Compress PDFs on Linux using a free browser tool or the command line. FixMyPDF's Compress PDF tool works in any Linux browser, or use Ghostscript for command-line compression.
Method 1: Browser-Based Compression (No Install)
Open Firefox or Chrome on your Linux system. Navigate to fixmypdf.in/tools/compressor. Click "Choose File", select your PDF. Click "Compress PDF". Download the compressed file. Works on Ubuntu, Fedora, Debian, Arch — any distro with a modern browser.
Method 2: Ghostscript Command Line
Ghostscript is available in most Linux package managers. Install with sudo apt install ghostscript (Debian/Ubuntu) or sudo dnf install ghostscript (Fedora). Then run: gs -sDEVICE=pdfwrite -dCompatibilityLevel=1.4 -dPDFSETTINGS=/ebook -dNOPAUSE -dQUIET -dBATCH -sOutputFile=output.pdf input.pdf
Ghostscript Compression Levels
The -dPDFSETTINGS flag controls quality vs size: /screen (72 dpi, smallest), /ebook (150 dpi, balanced), /printer (300 dpi, high quality), /prepress (300 dpi, maximum quality). For most use cases, /ebook is the best balance.
Method 3: pdftk or qpdf
qpdf --linearize input.pdf output.pdf linearises the PDF for faster web loading but doesn't reduce image quality. For compression, Ghostscript is the standard Linux tool. pdftk is better for splitting and merging than compression.

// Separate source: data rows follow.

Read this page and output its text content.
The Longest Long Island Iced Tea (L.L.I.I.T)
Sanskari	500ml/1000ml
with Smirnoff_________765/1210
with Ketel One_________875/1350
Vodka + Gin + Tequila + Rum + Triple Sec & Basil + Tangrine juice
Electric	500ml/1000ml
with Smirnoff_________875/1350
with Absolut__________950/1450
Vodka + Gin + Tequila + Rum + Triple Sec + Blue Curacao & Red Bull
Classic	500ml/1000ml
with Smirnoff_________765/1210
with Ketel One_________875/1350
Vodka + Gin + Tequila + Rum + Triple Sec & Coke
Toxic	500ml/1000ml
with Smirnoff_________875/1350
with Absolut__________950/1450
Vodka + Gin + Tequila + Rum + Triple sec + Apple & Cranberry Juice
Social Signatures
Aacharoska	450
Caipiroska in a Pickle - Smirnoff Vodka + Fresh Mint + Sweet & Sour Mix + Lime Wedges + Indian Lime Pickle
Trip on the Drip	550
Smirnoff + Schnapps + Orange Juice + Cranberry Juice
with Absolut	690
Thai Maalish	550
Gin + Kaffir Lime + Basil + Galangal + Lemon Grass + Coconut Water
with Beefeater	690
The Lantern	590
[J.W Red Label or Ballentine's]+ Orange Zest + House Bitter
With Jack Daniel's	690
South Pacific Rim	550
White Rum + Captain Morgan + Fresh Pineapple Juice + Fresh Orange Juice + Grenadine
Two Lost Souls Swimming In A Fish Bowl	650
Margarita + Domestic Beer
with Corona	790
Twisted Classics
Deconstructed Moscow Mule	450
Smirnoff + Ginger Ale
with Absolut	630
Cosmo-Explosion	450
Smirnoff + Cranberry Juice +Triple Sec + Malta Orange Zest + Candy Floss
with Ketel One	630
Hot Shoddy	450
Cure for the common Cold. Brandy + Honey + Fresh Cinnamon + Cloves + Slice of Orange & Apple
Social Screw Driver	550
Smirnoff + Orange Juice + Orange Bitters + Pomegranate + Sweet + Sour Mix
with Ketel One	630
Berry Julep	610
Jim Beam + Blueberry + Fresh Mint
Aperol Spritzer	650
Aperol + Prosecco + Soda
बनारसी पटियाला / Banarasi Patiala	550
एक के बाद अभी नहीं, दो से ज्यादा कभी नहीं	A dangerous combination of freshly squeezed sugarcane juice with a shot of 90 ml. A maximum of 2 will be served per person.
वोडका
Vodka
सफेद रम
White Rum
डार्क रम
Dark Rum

Batch Compression on Linux
For compressing multiple PDFs in a directory, use a Bash loop: for f in *.pdf; do gs -sDEVICE=pdfwrite -dPDFSETTINGS=/ebook -dNOPAUSE -dQUIET -dBATCH -sOutputFile="compressed_$f" "$f"; done. This processes all PDFs in the current folder.
Browser Tool Advantages Over CLI
The browser tool at FixMyPDF requires no package installation and works identically regardless of Linux distro. For quick one-off compressions, opening a browser tab is faster than setting up a Ghostscript command. Use CLI for batch or automated workflows.
Checking Compression Results
After compression, compare file sizes with ls -lh *.pdf. Open the compressed PDF in Evince, Okular, or your preferred Linux PDF viewer to verify quality is acceptable before sending.